Vogue Magazine even made a trip there in the late 1960s, strange as that might seem, back in the days when Kabul didn't seem much different than any other westernized foreign city.  I came across that tidbit of information in an interesting article written in 2010 on The Polyglot blog. Chicago-based Alex Aubry writes:

"Given the amount of images and headlines devoted to Afghanistan over the past three decades of war, one would be forgiven for concluding that a rich culture and civilization had never existed there; let alone a long history of cultural exchange with the West.

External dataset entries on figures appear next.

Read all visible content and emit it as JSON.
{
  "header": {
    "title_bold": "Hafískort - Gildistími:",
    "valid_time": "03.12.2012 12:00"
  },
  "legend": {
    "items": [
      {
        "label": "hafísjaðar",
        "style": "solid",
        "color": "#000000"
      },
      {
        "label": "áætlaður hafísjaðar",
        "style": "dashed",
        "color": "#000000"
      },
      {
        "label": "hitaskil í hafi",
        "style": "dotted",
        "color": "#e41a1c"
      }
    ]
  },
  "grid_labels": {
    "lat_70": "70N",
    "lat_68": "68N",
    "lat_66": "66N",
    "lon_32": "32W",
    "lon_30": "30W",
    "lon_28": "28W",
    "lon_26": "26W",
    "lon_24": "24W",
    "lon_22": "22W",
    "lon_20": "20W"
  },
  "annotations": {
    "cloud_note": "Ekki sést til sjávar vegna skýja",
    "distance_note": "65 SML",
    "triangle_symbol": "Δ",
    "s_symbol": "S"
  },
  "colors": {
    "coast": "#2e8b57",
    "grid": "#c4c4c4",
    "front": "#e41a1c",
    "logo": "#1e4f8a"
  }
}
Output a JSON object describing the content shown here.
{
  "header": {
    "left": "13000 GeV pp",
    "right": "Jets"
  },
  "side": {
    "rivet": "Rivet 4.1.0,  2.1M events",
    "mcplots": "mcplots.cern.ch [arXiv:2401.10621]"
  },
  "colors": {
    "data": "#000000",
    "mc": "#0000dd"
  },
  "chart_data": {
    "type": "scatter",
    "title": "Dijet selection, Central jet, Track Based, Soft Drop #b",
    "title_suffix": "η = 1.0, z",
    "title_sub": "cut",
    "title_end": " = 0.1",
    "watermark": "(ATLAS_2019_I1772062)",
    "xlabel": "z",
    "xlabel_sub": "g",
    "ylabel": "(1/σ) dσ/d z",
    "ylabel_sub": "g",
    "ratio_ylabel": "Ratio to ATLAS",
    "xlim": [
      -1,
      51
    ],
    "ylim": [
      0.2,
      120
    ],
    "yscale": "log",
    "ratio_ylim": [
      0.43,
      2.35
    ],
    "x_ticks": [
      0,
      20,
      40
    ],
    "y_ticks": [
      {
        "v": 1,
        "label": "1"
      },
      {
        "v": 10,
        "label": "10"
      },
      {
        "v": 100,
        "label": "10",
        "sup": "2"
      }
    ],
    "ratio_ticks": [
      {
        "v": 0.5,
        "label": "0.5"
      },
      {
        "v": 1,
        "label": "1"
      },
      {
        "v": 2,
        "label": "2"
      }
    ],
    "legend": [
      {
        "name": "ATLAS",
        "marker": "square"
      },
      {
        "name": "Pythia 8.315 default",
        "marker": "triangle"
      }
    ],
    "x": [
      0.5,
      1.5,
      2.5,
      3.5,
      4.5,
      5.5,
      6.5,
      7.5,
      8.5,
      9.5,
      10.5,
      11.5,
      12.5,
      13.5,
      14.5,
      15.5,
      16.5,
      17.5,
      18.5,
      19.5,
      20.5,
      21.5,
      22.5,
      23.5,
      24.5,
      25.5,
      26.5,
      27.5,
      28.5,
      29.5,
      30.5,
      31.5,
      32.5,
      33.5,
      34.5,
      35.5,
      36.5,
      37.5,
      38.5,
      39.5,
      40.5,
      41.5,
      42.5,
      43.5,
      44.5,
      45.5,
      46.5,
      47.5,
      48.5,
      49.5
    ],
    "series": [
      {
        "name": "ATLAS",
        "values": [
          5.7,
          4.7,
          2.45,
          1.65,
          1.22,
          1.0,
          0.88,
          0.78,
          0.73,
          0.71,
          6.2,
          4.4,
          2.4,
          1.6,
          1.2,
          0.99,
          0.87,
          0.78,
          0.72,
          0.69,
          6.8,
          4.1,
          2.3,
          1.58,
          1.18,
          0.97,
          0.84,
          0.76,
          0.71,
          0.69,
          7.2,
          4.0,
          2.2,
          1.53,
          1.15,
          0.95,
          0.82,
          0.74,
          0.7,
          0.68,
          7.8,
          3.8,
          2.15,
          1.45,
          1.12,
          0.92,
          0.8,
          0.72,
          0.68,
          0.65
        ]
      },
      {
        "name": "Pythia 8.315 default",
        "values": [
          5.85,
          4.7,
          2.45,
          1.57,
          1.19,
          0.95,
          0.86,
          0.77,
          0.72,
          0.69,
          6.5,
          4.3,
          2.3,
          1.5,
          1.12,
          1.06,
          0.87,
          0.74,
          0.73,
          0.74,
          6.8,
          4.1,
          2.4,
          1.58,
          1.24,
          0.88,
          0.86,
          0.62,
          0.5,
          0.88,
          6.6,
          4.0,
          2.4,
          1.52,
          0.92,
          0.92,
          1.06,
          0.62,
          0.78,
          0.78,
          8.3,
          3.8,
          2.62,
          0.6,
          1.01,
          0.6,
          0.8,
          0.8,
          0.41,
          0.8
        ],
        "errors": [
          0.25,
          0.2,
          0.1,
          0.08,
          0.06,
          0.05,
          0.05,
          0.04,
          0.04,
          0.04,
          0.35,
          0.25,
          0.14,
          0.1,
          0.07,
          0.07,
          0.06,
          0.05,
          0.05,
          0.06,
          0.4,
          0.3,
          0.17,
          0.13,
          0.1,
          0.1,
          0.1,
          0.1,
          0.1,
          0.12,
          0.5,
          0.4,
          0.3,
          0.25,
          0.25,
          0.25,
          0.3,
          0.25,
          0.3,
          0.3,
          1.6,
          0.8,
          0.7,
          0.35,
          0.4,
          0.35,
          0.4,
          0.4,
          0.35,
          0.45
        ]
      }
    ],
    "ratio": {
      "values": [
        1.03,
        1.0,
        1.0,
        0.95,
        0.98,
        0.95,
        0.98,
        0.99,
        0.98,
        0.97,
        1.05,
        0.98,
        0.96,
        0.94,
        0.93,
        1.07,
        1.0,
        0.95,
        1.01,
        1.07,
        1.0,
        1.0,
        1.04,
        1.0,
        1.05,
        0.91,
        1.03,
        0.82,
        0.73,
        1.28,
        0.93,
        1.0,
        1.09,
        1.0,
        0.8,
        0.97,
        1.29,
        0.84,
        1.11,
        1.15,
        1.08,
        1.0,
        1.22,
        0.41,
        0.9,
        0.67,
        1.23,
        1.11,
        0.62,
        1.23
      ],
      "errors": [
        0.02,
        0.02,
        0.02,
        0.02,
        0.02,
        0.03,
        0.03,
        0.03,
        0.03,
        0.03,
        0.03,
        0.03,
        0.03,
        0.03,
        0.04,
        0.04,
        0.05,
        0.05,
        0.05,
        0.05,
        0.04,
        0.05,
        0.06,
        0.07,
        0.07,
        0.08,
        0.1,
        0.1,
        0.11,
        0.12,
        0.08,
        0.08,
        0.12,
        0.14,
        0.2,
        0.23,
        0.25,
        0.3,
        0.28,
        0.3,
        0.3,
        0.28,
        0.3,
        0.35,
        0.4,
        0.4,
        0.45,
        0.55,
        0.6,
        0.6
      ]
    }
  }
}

Yet back in 1969 Afghanistan was part of the hippy trail, an exotic destination for both the world’s fashion elite and young Americans and Europeans looking for adventure. What they found was a vibrant, modern Kabul teaming with traffic and stores selling the latest furniture and fashions. But there was also the centuries-old bazaars, a stately museum and Mughal gardens waiting to be discovered. A half-century ago, Afghan women pursued careers in medicine, men and women mingled casually at movie theaters and university campuses in Kabul and factories in the suburbs churned out textiles and other goods.

This was the Afghanistan that the Vogue team encountered upon landing at Kabul’s International Airport in 1969. The result was a fashion story titled “Afghan Adventure,” which appeared in Vogue’s December issue that year. In addition to photographing models amongst ancient ruins and colorful bazaars, the accompanying article also featured the Capital’s bright young things; amongst them a young fashion designer named Safia Tarzi."

Make sure you read the rest of the article, it's fascinating.

Westernized Afghan women in the 1960s in a record store
Fast forward to Taliban days, and even now.



I feel for the women who had a taste of freedom and then had it mercilessly wrenched away from them.